O cheiro de tiros pairava no ar. E quanto mais perto ela chegava do
armazém, mais certa estava de que cheirava a sangue.
Sangue humano, não Raça.
No entanto, isso não fez nada para o alarme que crescia dentro de
seu peito.
Ela acelerou para o caminhão, praticamente pulando da
motocicleta quando chegou lá. Cruz ainda estava na parte traseira do
veículo com Fish. Ele abaixou a porta e fechou a fechadura com força
enquanto Devony corria até eles.
— Que porra você está fazendo aqui?
— Diga-me o que aconteceu — disse ela, com o pânico subindo pela
garganta. — Onde está Rafe? Ele está aqui com você?
Cruz não respondeu. Ele apontou o queixo com o cavanhaque para
Fish. — Entre na cabine. Agora!
Fish hesitou apenas por um segundo, seu rosto incerto quando
olhou para Devony. Então correu como ordenado.
Num grunhido, Devony pegou a camisa do líder da gangue. Ela não
tinha paciência para fingir que não estava preparada para lhe causar
sérios danos. — Maldito seja você, Cruz. Diga-me o que diabos está
acontecendo...
Ele a empurrou com força, saindo de seu alcance. Quando ela
cambaleou para trás, ele correu para o outro lado da cabine aberta. —
Ocho! Vamos lá!
O caminhão avançou com um guincho de pneus patinando e
borracha fumegante.
A visão de Devony inundou de fogo. Cada partícula de seu ser que
era do outro mundo, ferozmente Raça, explodiu para a vida dentro dela.
Ela deu um salto, aterrissando como um gato no teto do caminhão
em alta velocidade.
Outro salto e uma torção no ar levaram suas botas para o capô do
veículo, encarando as expressões atordoadas de Ocho e Cruz do outro
lado do para-brisa.
Ela quebrou o vidro com o seu punho e agarrou Cruz pela garganta.
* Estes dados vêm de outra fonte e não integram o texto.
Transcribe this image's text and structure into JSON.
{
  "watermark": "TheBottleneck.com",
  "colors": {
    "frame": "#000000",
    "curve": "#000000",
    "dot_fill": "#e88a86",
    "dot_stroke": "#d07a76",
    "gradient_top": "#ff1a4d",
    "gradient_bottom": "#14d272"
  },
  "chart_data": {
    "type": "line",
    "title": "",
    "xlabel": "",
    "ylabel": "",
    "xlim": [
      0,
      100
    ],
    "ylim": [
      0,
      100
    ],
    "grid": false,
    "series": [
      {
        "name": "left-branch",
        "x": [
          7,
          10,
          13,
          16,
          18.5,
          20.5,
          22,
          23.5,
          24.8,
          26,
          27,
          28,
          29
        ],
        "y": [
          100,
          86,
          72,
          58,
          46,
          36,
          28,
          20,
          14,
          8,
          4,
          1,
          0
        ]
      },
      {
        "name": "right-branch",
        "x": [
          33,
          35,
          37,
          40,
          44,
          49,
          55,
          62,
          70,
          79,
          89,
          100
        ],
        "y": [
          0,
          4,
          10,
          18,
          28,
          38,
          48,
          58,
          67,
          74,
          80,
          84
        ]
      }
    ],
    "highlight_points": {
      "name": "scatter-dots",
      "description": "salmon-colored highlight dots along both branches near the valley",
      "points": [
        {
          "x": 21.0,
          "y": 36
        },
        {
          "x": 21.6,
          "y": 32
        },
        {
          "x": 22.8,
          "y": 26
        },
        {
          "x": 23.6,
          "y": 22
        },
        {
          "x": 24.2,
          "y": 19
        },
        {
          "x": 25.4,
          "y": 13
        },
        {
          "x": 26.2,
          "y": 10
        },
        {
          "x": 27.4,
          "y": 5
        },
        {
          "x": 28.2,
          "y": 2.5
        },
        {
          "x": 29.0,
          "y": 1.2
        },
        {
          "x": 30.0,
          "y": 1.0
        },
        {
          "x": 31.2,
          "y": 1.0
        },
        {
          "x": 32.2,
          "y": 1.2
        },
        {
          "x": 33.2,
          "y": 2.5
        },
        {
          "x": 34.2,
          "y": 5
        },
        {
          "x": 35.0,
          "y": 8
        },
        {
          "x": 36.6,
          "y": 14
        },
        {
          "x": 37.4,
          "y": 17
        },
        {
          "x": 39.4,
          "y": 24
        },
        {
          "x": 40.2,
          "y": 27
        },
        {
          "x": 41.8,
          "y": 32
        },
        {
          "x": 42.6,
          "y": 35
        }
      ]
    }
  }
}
— Onde. Porra. Está. Rafe?
Cruz cuspiu e se engasgou, agarrando os dedos dela. — Foda-se
vadia!
— Puta merda! — Os olhos de Ocho quase saltaram do crânio atrás
do volante. — Ela é uma maldita Raça!
O caminhão balançou, mas Devony permaneceu nele. Enquanto
segurava Cruz em seu aperto punitivo, notou algo estranho nas roupas
dele. Tinta azul brilhante e estranhamente iluminada salpicava a frente
de sua camisa e jeans. Ele também tinha um pouco em suas mãos.
Não, não tinta.
Que porra era essa?
Em meio ao tumulto e ao caos na frente, Fish saiu da traseira do
caminhão e foi para a frente. — Ele está no armazém, Brinks. — Ele
engoliu em seco, deu uma sacudida de cabeça. — O UV líquido das
caixas...
Ah. Merda.
Ah. Não.
Devony gritou sua fúria. Não queria nada além de desencadear o
inferno em Cruz, mas a preocupação por Rafe anulou todo o resto.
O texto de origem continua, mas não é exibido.